La presencia de Tiranión el Gramático a estas alturas del relato es crucial por sus implicaciones; fue maestro de Estrabón, el geógrafo e historiador griego, con lo cual podría pensarse que la historia sobre la biblioteca aristotélica que narra Estrabón fue referida por el propio Tiranión; por otra parte, este también fue discípulo de Dionisio de Tracia, un eminente gramático alejandrino que muy seguramente tuvo a la vista los ejemplares exotéricos de la Biblioteca de Alejandría.

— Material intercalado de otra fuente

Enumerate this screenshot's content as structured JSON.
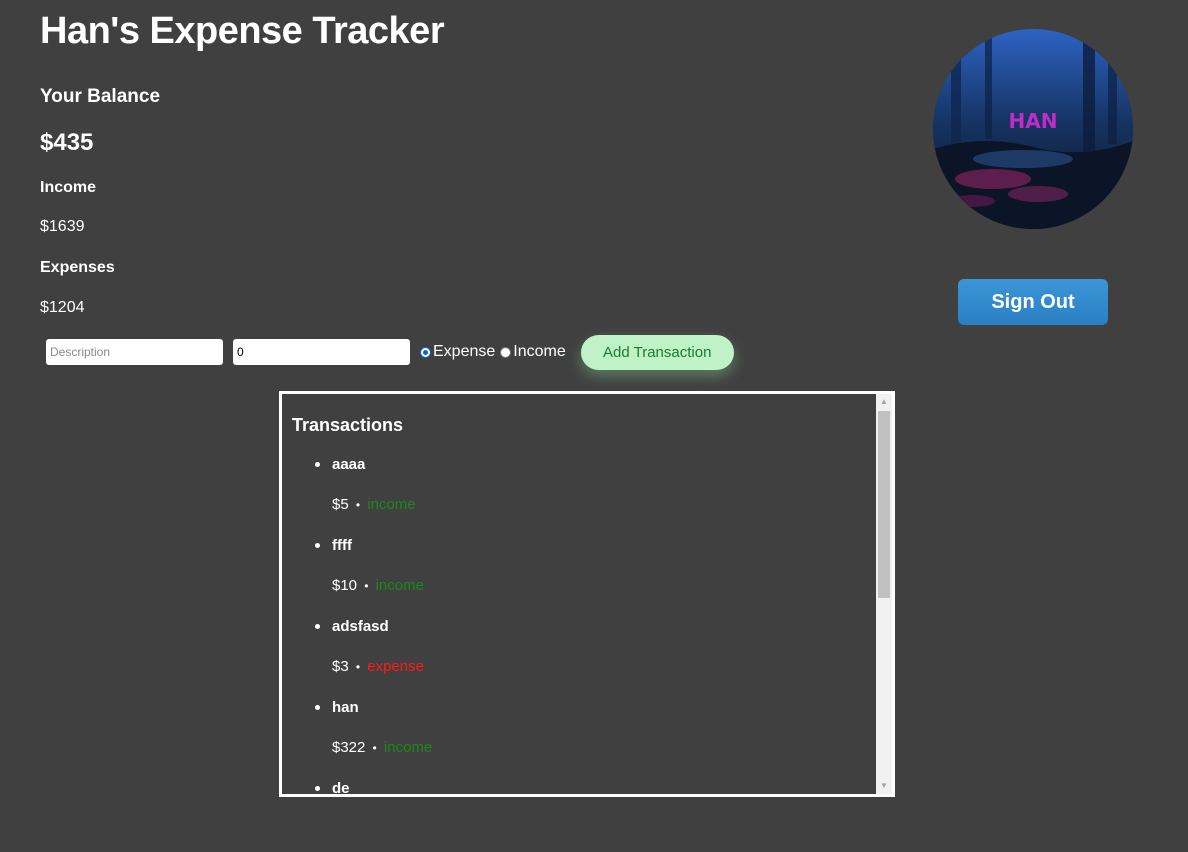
{
  "header": {
    "title": "Han's Expense Tracker"
  },
  "summary": {
    "balance_label": "Your Balance",
    "balance_value": "$435",
    "income_label": "Income",
    "income_value": "$1639",
    "expenses_label": "Expenses",
    "expenses_value": "$1204"
  },
  "form": {
    "description_placeholder": "Description",
    "amount_value": "0",
    "radio_options": [
      "Expense",
      "Income"
    ],
    "selected_type": "Expense",
    "add_button_label": "Add Transaction"
  },
  "user": {
    "avatar_text": "HAN",
    "sign_out_label": "Sign Out"
  },
  "transactions": {
    "title": "Transactions",
    "separator": "•",
    "items": [
      {
        "description": "aaaa",
        "amount": "$5",
        "type": "income"
      },
      {
        "description": "ffff",
        "amount": "$10",
        "type": "income"
      },
      {
        "description": "adsfasd",
        "amount": "$3",
        "type": "expense"
      },
      {
        "description": "han",
        "amount": "$322",
        "type": "income"
      },
      {
        "description": "de",
        "amount": "",
        "type": ""
      }
    ]
  },
  "colors": {
    "background": "#404040",
    "income": "#1a8a1a",
    "expense": "#ff1a1a",
    "sign_out": "#2a7fc2",
    "add_button": "#bff2c7"
  },
  "icons": {
    "scroll_up": "scroll-up-arrow-icon",
    "scroll_down": "scroll-down-arrow-icon"
  }
}
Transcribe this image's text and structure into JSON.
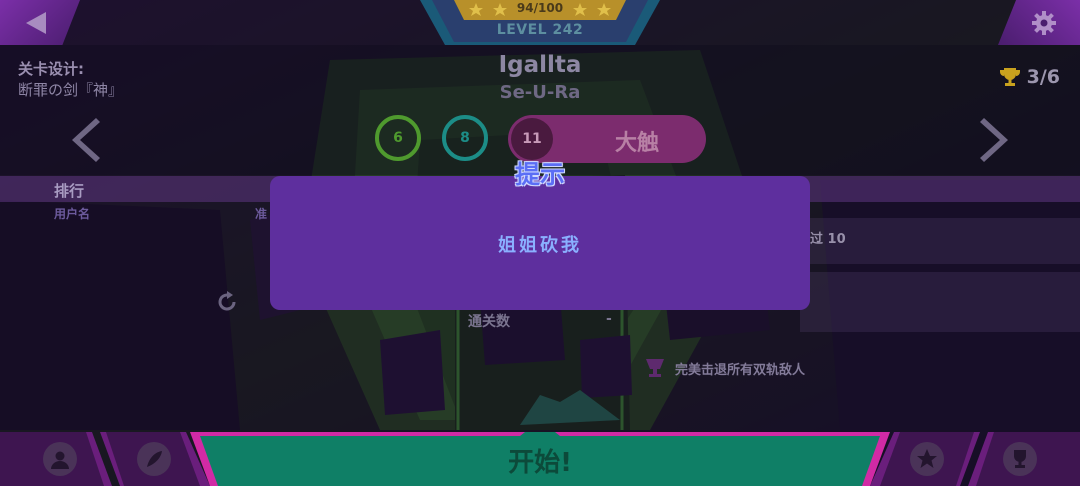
{
  "level": {
    "progress": "94/100",
    "label": "LEVEL 242"
  },
  "designer": {
    "label": "关卡设计:",
    "name": "断罪の剑『神』"
  },
  "song": {
    "title": "Igallta",
    "artist": "Se-U-Ra"
  },
  "trophies": {
    "count": "3/6"
  },
  "difficulties": [
    {
      "level": "6",
      "color": "#4f9a2e"
    },
    {
      "level": "8",
      "color": "#1c8d87"
    },
    {
      "level": "11",
      "label": "大触",
      "color": "#7c2c6e",
      "selected": true
    }
  ],
  "ranking": {
    "title": "排行",
    "col_user": "用户名",
    "col_acc": "准"
  },
  "stats": {
    "clears_label": "通关数",
    "clears_value": "-"
  },
  "missions": [
    {
      "text": "过 10"
    },
    {
      "text": "完美击退所有双轨敌人"
    }
  ],
  "start": {
    "label": "开始!"
  },
  "dialog": {
    "title": "提示",
    "message": "姐姐砍我"
  },
  "icons": {
    "back": "back-arrow-icon",
    "settings": "gear-icon",
    "trophy": "trophy-icon",
    "refresh": "refresh-icon",
    "profile": "profile-icon",
    "feather": "feather-icon",
    "star": "star-icon",
    "cup": "cup-icon"
  },
  "colors": {
    "dialog_bg": "#5e2f9e",
    "dialog_title": "#5b6ef5",
    "dialog_message": "#8ab0ff",
    "start_button": "#0f7f66",
    "accent_pink": "#d12aa5"
  }
}
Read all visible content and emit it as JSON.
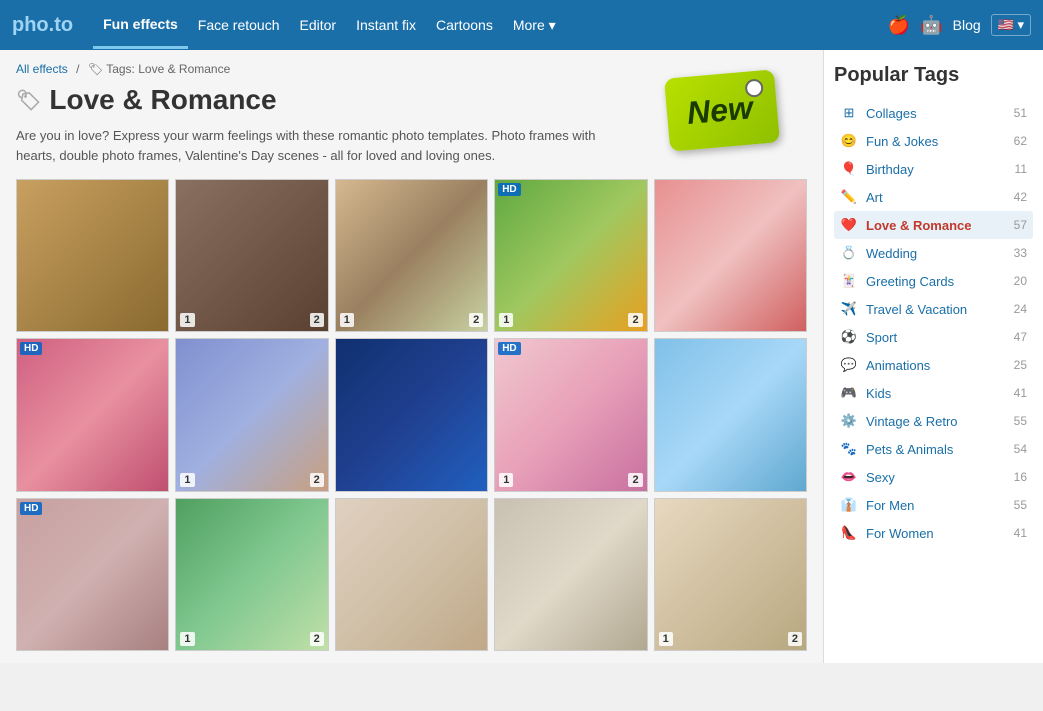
{
  "header": {
    "logo": "pho.to",
    "logo_part1": "pho",
    "logo_sep": ".",
    "logo_part2": "to",
    "nav": [
      {
        "label": "Fun effects",
        "active": true
      },
      {
        "label": "Face retouch",
        "active": false
      },
      {
        "label": "Editor",
        "active": false
      },
      {
        "label": "Instant fix",
        "active": false
      },
      {
        "label": "Cartoons",
        "active": false
      },
      {
        "label": "More ▾",
        "active": false
      }
    ],
    "blog_label": "Blog",
    "flag_label": "🇺🇸 ▾"
  },
  "breadcrumb": {
    "all_effects": "All effects",
    "separator": "/",
    "current": "Tags: Love & Romance"
  },
  "page": {
    "title": "Love & Romance",
    "description": "Are you in love? Express your warm feelings with these romantic photo templates. Photo frames with hearts, double photo frames, Valentine's Day scenes - all for loved and loving ones.",
    "new_badge": "New"
  },
  "popular_tags": {
    "title": "Popular Tags",
    "items": [
      {
        "label": "Collages",
        "count": "51",
        "icon": "⊞",
        "active": false
      },
      {
        "label": "Fun & Jokes",
        "count": "62",
        "icon": "😊",
        "active": false
      },
      {
        "label": "Birthday",
        "count": "11",
        "icon": "🎈",
        "active": false
      },
      {
        "label": "Art",
        "count": "42",
        "icon": "✏️",
        "active": false
      },
      {
        "label": "Love & Romance",
        "count": "57",
        "icon": "❤️",
        "active": true
      },
      {
        "label": "Wedding",
        "count": "33",
        "icon": "💍",
        "active": false
      },
      {
        "label": "Greeting Cards",
        "count": "20",
        "icon": "🃏",
        "active": false
      },
      {
        "label": "Travel & Vacation",
        "count": "24",
        "icon": "✈️",
        "active": false
      },
      {
        "label": "Sport",
        "count": "47",
        "icon": "⚙️",
        "active": false
      },
      {
        "label": "Animations",
        "count": "25",
        "icon": "💬",
        "active": false
      },
      {
        "label": "Kids",
        "count": "41",
        "icon": "🎮",
        "active": false
      },
      {
        "label": "Vintage & Retro",
        "count": "55",
        "icon": "⚙️",
        "active": false
      },
      {
        "label": "Pets & Animals",
        "count": "54",
        "icon": "🐾",
        "active": false
      },
      {
        "label": "Sexy",
        "count": "16",
        "icon": "👄",
        "active": false
      },
      {
        "label": "For Men",
        "count": "55",
        "icon": "👔",
        "active": false
      },
      {
        "label": "For Women",
        "count": "41",
        "icon": "👠",
        "active": false
      }
    ]
  },
  "photos": [
    {
      "badge": "",
      "num1": "",
      "num2": "",
      "style": "ph1"
    },
    {
      "badge": "",
      "num1": "1",
      "num2": "2",
      "style": "ph2"
    },
    {
      "badge": "",
      "num1": "1",
      "num2": "2",
      "style": "ph3"
    },
    {
      "badge": "HD",
      "num1": "1",
      "num2": "2",
      "style": "ph4"
    },
    {
      "badge": "",
      "num1": "",
      "num2": "",
      "style": "ph5"
    },
    {
      "badge": "HD",
      "num1": "",
      "num2": "",
      "style": "ph6"
    },
    {
      "badge": "",
      "num1": "1",
      "num2": "2",
      "style": "ph7"
    },
    {
      "badge": "",
      "num1": "",
      "num2": "",
      "style": "ph8"
    },
    {
      "badge": "HD",
      "num1": "1",
      "num2": "2",
      "style": "ph9"
    },
    {
      "badge": "",
      "num1": "",
      "num2": "",
      "style": "ph10"
    },
    {
      "badge": "HD",
      "num1": "",
      "num2": "",
      "style": "ph11"
    },
    {
      "badge": "",
      "num1": "1",
      "num2": "2",
      "style": "ph12"
    },
    {
      "badge": "",
      "num1": "",
      "num2": "",
      "style": "ph13"
    },
    {
      "badge": "",
      "num1": "",
      "num2": "",
      "style": "ph14"
    },
    {
      "badge": "",
      "num1": "1",
      "num2": "2",
      "style": "ph15"
    }
  ]
}
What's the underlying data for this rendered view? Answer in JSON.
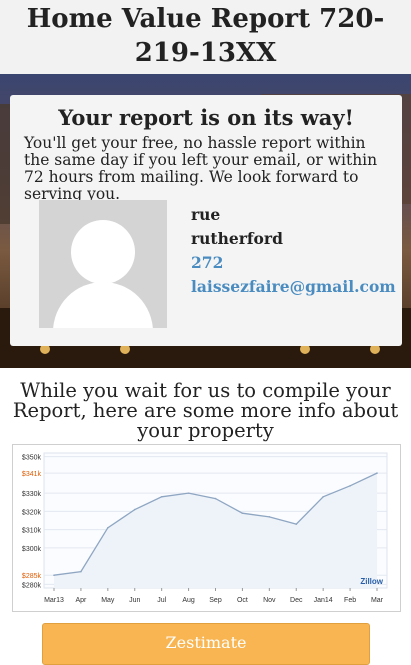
{
  "header": {
    "title": "Home Value Report 720-219-13XX"
  },
  "card": {
    "title": "Your report is on its way!",
    "message": "You'll get your free, no hassle report within the same day if you left your email, or within 72 hours from mailing. We look forward to serving you.",
    "first_name": "rue",
    "last_name": "rutherford",
    "number": "272",
    "email": "laissezfaire@gmail.com"
  },
  "wait_text": "While you wait for us to compile your Report, here are some more info about your property",
  "chart_data": {
    "type": "line",
    "x": [
      "Mar13",
      "Apr",
      "May",
      "Jun",
      "Jul",
      "Aug",
      "Sep",
      "Oct",
      "Nov",
      "Dec",
      "Jan14",
      "Feb",
      "Mar"
    ],
    "series": [
      {
        "values": [
          285,
          287,
          311,
          321,
          328,
          330,
          327,
          319,
          317,
          313,
          328,
          334,
          341
        ]
      }
    ],
    "ylim": [
      278,
      352
    ],
    "yticks": [
      280,
      285,
      300,
      310,
      320,
      330,
      341,
      350
    ],
    "ytick_labels": [
      "$280k",
      "$285k",
      "$300k",
      "$310k",
      "$320k",
      "$330k",
      "$341k",
      "$350k"
    ],
    "highlight_ticks": [
      285,
      341
    ],
    "highlight_color": "#e05a00",
    "line_color": "#8fa6c2",
    "fill_color": "#eef3fa",
    "grid": true,
    "watermark": "Zillow"
  },
  "button": {
    "label": "Zestimate"
  }
}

El vínculo más relevante de Tiranión, sin embargo, fue con Andrónico de Rodas, el undécimo escolarca del Liceo (78-47 a. C.), a quien envió copia de todos los manuscritos aristotélicos contenidos tanto en la colección de Sila como en la de Lúculo. Andrónico sistematizó el conjunto en una edición crítica y canónica —la más antigua y la primera en dividir los textos aristotélicos en exotéricos y esotéricos— que se conoce bajo el nombre de Corpus Aristotelicum. Por cierto, el filólogo alemán Immanuel Bekker organizó, entre 1831 y 1836, el canon aristotélico conforme a una referencia alfanumérica, vigente aún, para citar las obras académicamente.

Habiéndose constituido Rodas en un centro neurálgico de los peripatéticos, especialmente en el s. I a. C., es probable que Andrónico también tuviera a la vista copia de la reducida biblioteca que Eudemo se llevara del Liceo poco más de dos siglos antes. En todo caso, lo que llegó a las manos de Andrónico fueron los libros deteriorados de los neleidas, adulterados por Apelicón e intervenidos por Tiranión. A este gramático oriundo de Amisos, Tiranión, se debe la preservación del fondo bibliográfico aristotélico que se conoce.

De la biblioteca aristotélica del Liceo solo sobrevivió un tercio, que se corresponde con el Corpus Aristotelicum de Andrónico. De la colección de Lúculo, no se sabe nada; y de la de Sila, apenas se tiene noticia de que su hijo Fausto, apremiado por las deudas, la vendió a libreros y comerciantes oportunistas, perdiéndose en la noche de los tiempos. El resto, como dijo Hamlet, es silencio… y habría sido el más lamentable silencio sin Tiranión.